Yearbook faces possibility of discontinuation
Published: Thursday, September 19, 2013
Updated: Thursday, September 19, 2013 17:09
ASU yearbooks have dated back to the 1920s, a little more than 20 years after the university was founded. Recently, however, students have seemingly become uninterested in these annuals and the process of picking one up. As an outcome, talk has been initiated about removing the yearbook entirely.
The conversation sparked a few years ago, once administrators began to notice a decrease in the number of annuals being picked up.
“It is expensive to make a yearbook and we have been talking for a few years about what would be better, and over the past few years we have thought the yearbook is a good thing and that’s why we have kept it.,”
Katey Provence, coordinator of student services, said. “Talk started when students didn’t pick up each yearbook.”
For the past two years the amount of yearbooks left behind has been growing, showing that students are not wanting to own one, even though the cost is included in their tuition.
Each semester students pay a $10 fee included in tuition that goes toward producing between 3,200 and 3,500 books, whereas there are approximately 13,000 students attending ASU.
Although the topic of discontinuation of a tangible yearbook has been brought up, the official judgment has not been ruled.
Resolution to this would have to pass through Student Government Association (SGA), so students will have the ability to be a part of the process and ultimate decision.
“I feel like yearbooks have their ups and downs,” Provence said . “I think that society is faster paced than the yearbook world. It’s terrible for students to have to wait an entire calendar year to see events that have happened. I’d like to come up with something that is quicker and more fast paced that better suits student.”
Digitalizing all annuals has been mentioned as an option that would better accommodate this generation.
“We are trying to figure out how to contact and reach out to our entire student body,” Provence said.

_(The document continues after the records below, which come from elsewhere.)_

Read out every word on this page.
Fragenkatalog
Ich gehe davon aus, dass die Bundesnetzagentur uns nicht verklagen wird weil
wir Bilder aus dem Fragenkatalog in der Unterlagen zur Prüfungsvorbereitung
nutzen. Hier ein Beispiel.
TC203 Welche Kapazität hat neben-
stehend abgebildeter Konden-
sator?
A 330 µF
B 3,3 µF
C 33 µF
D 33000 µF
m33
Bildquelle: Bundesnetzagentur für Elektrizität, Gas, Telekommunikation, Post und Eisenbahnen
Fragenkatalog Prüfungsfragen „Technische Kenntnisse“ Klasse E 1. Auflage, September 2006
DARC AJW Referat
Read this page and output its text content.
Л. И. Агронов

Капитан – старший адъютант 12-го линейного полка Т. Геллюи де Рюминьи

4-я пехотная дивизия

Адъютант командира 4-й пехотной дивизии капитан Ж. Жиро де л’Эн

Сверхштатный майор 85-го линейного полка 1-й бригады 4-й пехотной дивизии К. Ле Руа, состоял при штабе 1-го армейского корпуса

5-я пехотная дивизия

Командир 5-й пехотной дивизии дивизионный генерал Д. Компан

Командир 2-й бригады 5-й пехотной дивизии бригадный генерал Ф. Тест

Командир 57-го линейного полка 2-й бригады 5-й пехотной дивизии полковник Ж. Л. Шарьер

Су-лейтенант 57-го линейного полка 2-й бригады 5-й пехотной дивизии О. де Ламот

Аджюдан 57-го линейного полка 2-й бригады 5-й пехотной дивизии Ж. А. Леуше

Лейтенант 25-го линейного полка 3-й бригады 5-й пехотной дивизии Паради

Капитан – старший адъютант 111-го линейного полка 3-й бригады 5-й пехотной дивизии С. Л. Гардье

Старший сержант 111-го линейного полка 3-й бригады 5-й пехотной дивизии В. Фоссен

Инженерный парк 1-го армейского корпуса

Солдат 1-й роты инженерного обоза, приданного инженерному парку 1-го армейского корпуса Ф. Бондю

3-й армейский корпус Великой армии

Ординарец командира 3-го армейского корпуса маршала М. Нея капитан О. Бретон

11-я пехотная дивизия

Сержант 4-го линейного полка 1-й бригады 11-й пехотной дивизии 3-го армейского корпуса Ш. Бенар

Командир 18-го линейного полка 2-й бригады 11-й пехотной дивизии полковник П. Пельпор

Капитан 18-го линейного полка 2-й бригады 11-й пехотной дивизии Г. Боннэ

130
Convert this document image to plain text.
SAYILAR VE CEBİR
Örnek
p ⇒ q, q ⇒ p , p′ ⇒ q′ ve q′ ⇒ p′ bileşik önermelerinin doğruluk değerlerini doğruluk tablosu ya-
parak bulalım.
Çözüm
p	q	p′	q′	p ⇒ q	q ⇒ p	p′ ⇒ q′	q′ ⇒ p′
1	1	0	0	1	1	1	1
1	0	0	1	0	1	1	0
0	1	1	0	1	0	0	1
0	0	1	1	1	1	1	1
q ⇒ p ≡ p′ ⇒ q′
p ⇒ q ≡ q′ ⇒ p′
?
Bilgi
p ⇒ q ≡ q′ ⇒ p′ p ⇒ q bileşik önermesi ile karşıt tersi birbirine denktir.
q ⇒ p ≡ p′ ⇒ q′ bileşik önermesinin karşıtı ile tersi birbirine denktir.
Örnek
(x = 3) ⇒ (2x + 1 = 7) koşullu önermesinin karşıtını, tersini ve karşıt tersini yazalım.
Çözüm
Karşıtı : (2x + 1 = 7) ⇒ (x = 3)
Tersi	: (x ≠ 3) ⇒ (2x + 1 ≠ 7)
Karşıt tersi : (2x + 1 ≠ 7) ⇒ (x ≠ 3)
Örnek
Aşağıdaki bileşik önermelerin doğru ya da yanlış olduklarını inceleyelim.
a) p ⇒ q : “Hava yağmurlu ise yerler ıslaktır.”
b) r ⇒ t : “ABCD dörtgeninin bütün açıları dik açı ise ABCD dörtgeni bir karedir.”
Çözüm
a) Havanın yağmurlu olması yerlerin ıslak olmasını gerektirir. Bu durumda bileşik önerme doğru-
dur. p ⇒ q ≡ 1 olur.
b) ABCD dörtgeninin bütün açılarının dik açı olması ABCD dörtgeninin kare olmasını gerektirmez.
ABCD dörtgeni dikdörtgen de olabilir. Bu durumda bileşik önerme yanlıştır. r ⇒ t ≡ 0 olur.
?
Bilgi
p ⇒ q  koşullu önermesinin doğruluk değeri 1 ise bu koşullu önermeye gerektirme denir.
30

The cost is a factor in changing the yearbook and the fee may not go away completely. Instead it could go toward a different cost in the same area. It has been discussed that the annual may not completely change to digital, and might just decrease in overall size and thickness.
In a statement to The Herald, Stephen Berry, a sophomore psychology major of Mountain Home and co-editor of copy, said he was deeply saddened by the potential discontinuation of the yearbook.
“If our university is so keen on cutting costs and moving into the future, it should at least consider having a paid yearbook staff that creates an e-yearbook,” he said.
“Yearbook is just a part of college. It is a part of any school,” Kari Henderson, a senior public relations major of Bryant and co-editor of design, said about the program she has been involved in for three years. “(Yearbooks) show what you have been through.”
Most of the yearbook staff has been involved in doing annuals for years, during both high school and college.
“It is a way of carrying on a legacy. It is a good way to see what’s happened over the years and reflect on it,” Grace Winkleman, a freshman nursing student of Little Rock and the yearbook’s student life designer, said.
Yearbooks seem to be a staple in most schools, and although it may be quicker to access digitally, many students would prefer being able to have a tangible book for their rooms.
A happy medium is trying to be achieved by Provence and other administrators in this situation.
Although the yearbook hasn’t been as popular in the past, Provence said she still suspects that there will be a “mixed reaction” when it comes to the discontinuation completely.